Advertisement

HP facing inquiry on Mercury’s options

Share
From the Associated Press

Still grappling with the fallout from a boardroom spying scandal, Hewlett-Packard Co. is facing a Senate investigation into stock option troubles it inherited last year with its $4.9-billion acquisition of software maker Mercury Interactive Corp.

HP has been asked for more information about Mercury’s alleged mishandling of stock options in a request received Feb. 26 from an investigative arm of the U.S. Senate Committee on Homeland Security and Governmental Affairs, according to a regulatory filing Friday by HP.

The Palo Alto-based computer and printer maker said it intended to cooperate with the inquiry.

Advertisement

The Senate’s interest in Mercury threatens to create more legal headaches for HP, which has spent much of the last six months trying to make amends for a company-approved probe that obtained personal information under false pretenses about more than a dozen HP directors, journalists and their families.

The subterfuge led to criminal charges being filed against HP’s former chairwoman, Patricia Dunn, who ordered the investigation in hopes of identifying a boardroom leak, only to wind up resigning in disgrace.
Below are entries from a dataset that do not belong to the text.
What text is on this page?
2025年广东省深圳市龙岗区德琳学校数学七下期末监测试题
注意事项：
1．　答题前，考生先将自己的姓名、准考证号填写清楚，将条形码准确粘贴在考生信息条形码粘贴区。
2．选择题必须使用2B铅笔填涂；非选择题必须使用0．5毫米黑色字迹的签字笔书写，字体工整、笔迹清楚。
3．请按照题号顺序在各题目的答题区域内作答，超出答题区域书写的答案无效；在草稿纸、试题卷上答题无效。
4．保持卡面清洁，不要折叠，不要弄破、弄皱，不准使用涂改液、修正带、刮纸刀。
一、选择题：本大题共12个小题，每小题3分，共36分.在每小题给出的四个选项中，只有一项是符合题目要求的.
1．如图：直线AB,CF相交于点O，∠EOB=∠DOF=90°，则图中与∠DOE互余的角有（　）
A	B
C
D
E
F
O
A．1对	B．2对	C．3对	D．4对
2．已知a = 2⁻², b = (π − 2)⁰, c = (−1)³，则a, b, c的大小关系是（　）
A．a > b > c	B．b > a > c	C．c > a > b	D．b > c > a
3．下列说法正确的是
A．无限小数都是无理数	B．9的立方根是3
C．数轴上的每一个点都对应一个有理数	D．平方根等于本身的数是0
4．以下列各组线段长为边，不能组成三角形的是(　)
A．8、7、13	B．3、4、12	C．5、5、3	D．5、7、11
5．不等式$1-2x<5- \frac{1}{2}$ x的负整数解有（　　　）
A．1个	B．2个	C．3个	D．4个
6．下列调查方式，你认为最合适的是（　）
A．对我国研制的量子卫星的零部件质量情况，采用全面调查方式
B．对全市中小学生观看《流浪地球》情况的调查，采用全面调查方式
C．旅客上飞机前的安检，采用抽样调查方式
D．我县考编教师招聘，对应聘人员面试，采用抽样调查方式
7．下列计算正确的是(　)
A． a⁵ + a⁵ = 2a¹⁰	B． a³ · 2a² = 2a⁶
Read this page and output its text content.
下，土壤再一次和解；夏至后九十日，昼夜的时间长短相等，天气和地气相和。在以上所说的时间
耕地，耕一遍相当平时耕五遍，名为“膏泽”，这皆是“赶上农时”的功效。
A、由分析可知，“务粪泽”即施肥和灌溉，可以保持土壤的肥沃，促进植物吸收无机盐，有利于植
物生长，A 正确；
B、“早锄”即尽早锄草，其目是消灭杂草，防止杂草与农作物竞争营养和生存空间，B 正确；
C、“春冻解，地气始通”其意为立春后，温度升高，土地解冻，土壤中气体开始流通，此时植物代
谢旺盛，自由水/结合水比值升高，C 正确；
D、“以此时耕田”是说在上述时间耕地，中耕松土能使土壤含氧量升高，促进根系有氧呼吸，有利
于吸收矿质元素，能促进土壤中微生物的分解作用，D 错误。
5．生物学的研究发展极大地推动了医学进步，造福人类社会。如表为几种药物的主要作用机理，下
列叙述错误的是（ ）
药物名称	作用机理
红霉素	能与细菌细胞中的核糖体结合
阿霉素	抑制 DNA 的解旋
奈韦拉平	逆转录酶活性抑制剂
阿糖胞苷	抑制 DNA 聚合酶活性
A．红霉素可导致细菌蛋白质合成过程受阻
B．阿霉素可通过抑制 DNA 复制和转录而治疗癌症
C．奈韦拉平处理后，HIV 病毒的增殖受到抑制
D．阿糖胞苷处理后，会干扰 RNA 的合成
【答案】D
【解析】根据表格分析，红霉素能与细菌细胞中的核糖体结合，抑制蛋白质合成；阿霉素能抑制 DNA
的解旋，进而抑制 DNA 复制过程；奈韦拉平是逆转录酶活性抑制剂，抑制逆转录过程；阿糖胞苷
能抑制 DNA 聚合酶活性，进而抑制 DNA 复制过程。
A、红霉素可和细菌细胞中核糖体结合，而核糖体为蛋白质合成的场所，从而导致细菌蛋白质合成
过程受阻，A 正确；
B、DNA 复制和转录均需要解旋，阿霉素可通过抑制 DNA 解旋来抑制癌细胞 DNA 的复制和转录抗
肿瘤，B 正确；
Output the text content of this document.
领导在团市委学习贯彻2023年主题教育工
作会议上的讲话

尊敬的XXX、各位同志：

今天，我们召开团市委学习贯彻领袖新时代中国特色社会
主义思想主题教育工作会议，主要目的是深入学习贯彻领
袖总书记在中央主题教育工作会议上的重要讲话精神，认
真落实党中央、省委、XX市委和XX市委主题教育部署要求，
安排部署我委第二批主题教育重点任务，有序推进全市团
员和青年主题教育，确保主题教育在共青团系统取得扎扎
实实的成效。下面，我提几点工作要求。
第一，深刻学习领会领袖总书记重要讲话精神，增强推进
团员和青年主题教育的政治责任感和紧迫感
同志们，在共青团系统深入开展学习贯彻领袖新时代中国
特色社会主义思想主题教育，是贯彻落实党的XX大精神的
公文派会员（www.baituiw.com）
Dunn is fighting the charges against her.

In late 2005, Mercury ousted its longtime chief executive, Amnon Landon, and two other top executives after concluding that they had engaged in option backdating, in which the terms of a stock option grant are based on a date in the past instead of the date the grant is actually made.

Backdating can increase the potential value of the options and, if the backdated options aren’t properly accounted for, can inflate a company’s earnings.